- 日本認知科学会「教育環境のデザイン」研究分科会研究報告, Vol.11, No.1, Pp.1-10.
授業のはじめに「これから話す内容をどれくらい理解できたか、あとでテストします」と宣言することは、その後の学生のレクチャーの聞き方の方略に影響を与えることは明らかです。学生はお気に入りのところをノートするのではなく、テストに対応したノートの取り方に変更するでしょう。
著者は、心理学基礎実験の実習型授業を、学習コミュニティを作ることを重視し、メーリングリストをツールとして使うデザインに変更しました。その結果、メーリングリスト、メール、面談などのコミュニケーション経路を利用するものはどれもよく利用し、利用しないものは全く利用しないことが可視化されてしまったことに気づきます。
メイリングリストは、学生を学習資源の頻繁利用者とそうでないものに分け、可視的にした。そして、デザイン前には存在しなかった「出来る」「出来ない」という見えを意図せず作り、さらには、教員に対する「態度」までも可視的にしたと考えられる。
そして次の考察に至ります。
「すぐれた授業」は「すぐれた授業」に乗れる子だけを集めている。仲間作りみたいなもの。学派作り。講義は仲間探し、学派作りだということ。最大多数の最大幸福のジレンマの教育バージョン。これは同時に最少数の最大不幸が発生することを意味する。

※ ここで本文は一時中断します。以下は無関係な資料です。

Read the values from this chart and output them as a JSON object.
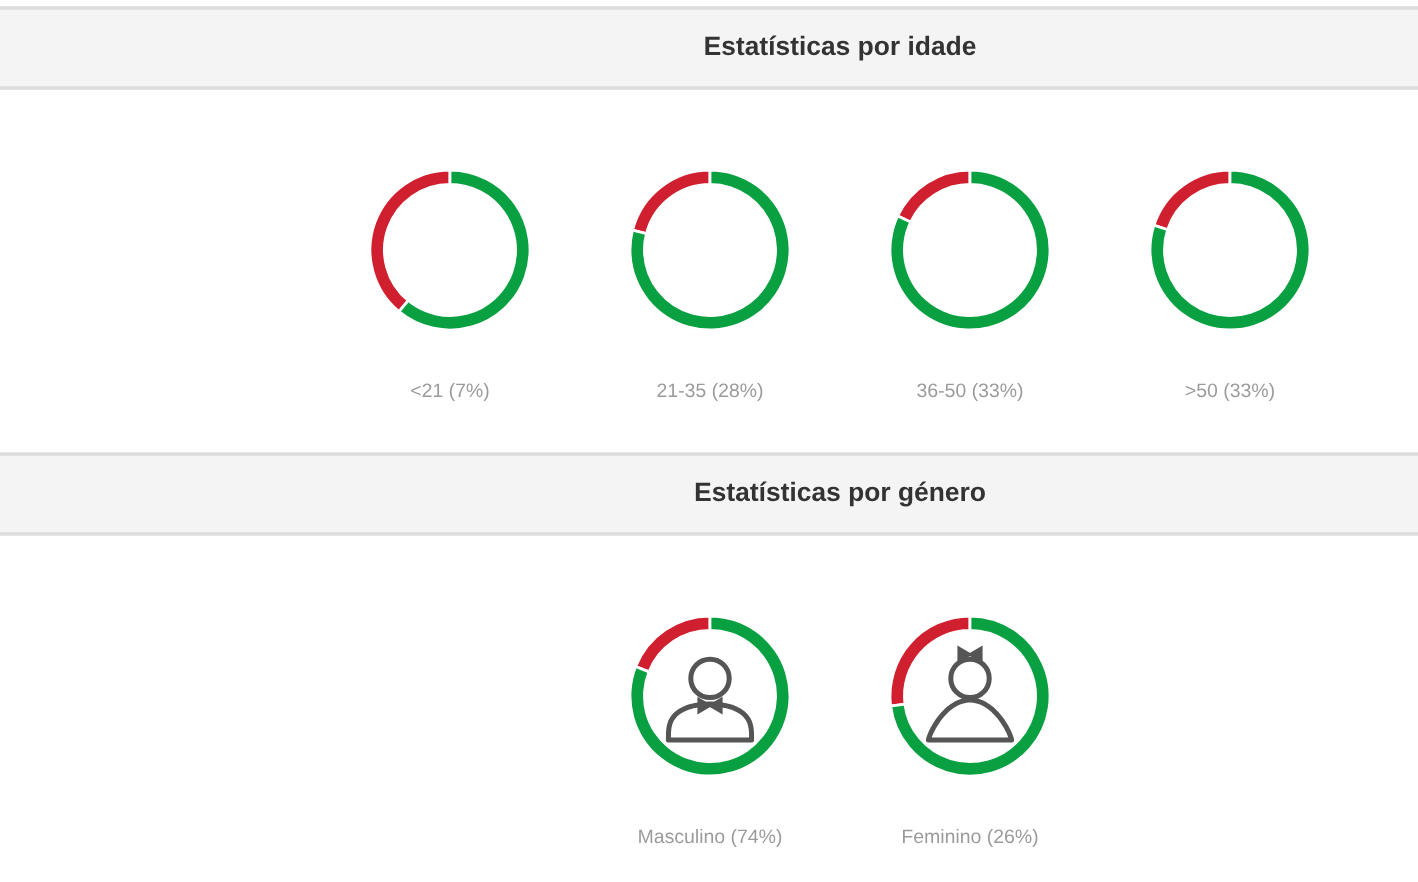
{
  "chart_data": [
    {
      "type": "other",
      "title": "Estatísticas por idade"
    },
    {
      "type": "donut",
      "xlabel": "<21 (7%)",
      "categories": [
        null,
        null
      ],
      "values": [
        39,
        61
      ],
      "colors": [
        "#d0202f",
        "#08a040"
      ]
    },
    {
      "type": "donut",
      "xlabel": "21-35 (28%)",
      "categories": [
        null,
        null
      ],
      "values": [
        21,
        79
      ],
      "colors": [
        "#d0202f",
        "#08a040"
      ]
    },
    {
      "type": "donut",
      "xlabel": "36-50 (33%)",
      "categories": [
        null,
        null
      ],
      "values": [
        18,
        82
      ],
      "colors": [
        "#d0202f",
        "#08a040"
      ]
    },
    {
      "type": "donut",
      "xlabel": ">50 (33%)",
      "categories": [
        null,
        null
      ],
      "values": [
        20,
        80
      ],
      "colors": [
        "#d0202f",
        "#08a040"
      ]
    },
    {
      "type": "other",
      "title": "Estatísticas por género"
    },
    {
      "type": "donut",
      "xlabel": "Masculino (74%)",
      "categories": [
        null,
        null
      ],
      "values": [
        19,
        81
      ],
      "colors": [
        "#d0202f",
        "#08a040"
      ]
    },
    {
      "type": "donut",
      "xlabel": "Feminino (26%)",
      "categories": [
        null,
        null
      ],
      "values": [
        27,
        73
      ],
      "colors": [
        "#d0202f",
        "#08a040"
      ]
    }
  ]
}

その解決として学習環境の「ユニバーサルデザイン」を考えますが、それは同時に、
みんなが取り組めるデザインはすばらしい。同時に私は私のデザインに深く呼応した特別な学生を特別に育てたい欲求がある。事実上、不参加者はそのための捨て駒になることすらあり得る。
そうすると、デザインの根拠となるゴールの設定の妥当性こそが重要です。それは専門家が決めるのか、社会文化的な文脈から判断されるのか、いずれにせよ何らかの根拠が必要となってくるでしょう。
授業における最終的な評価やフィードバックが、その前の活動形態を規定し、先頭までさかのぼっていくことは、私も次の論文で指摘したことがあります。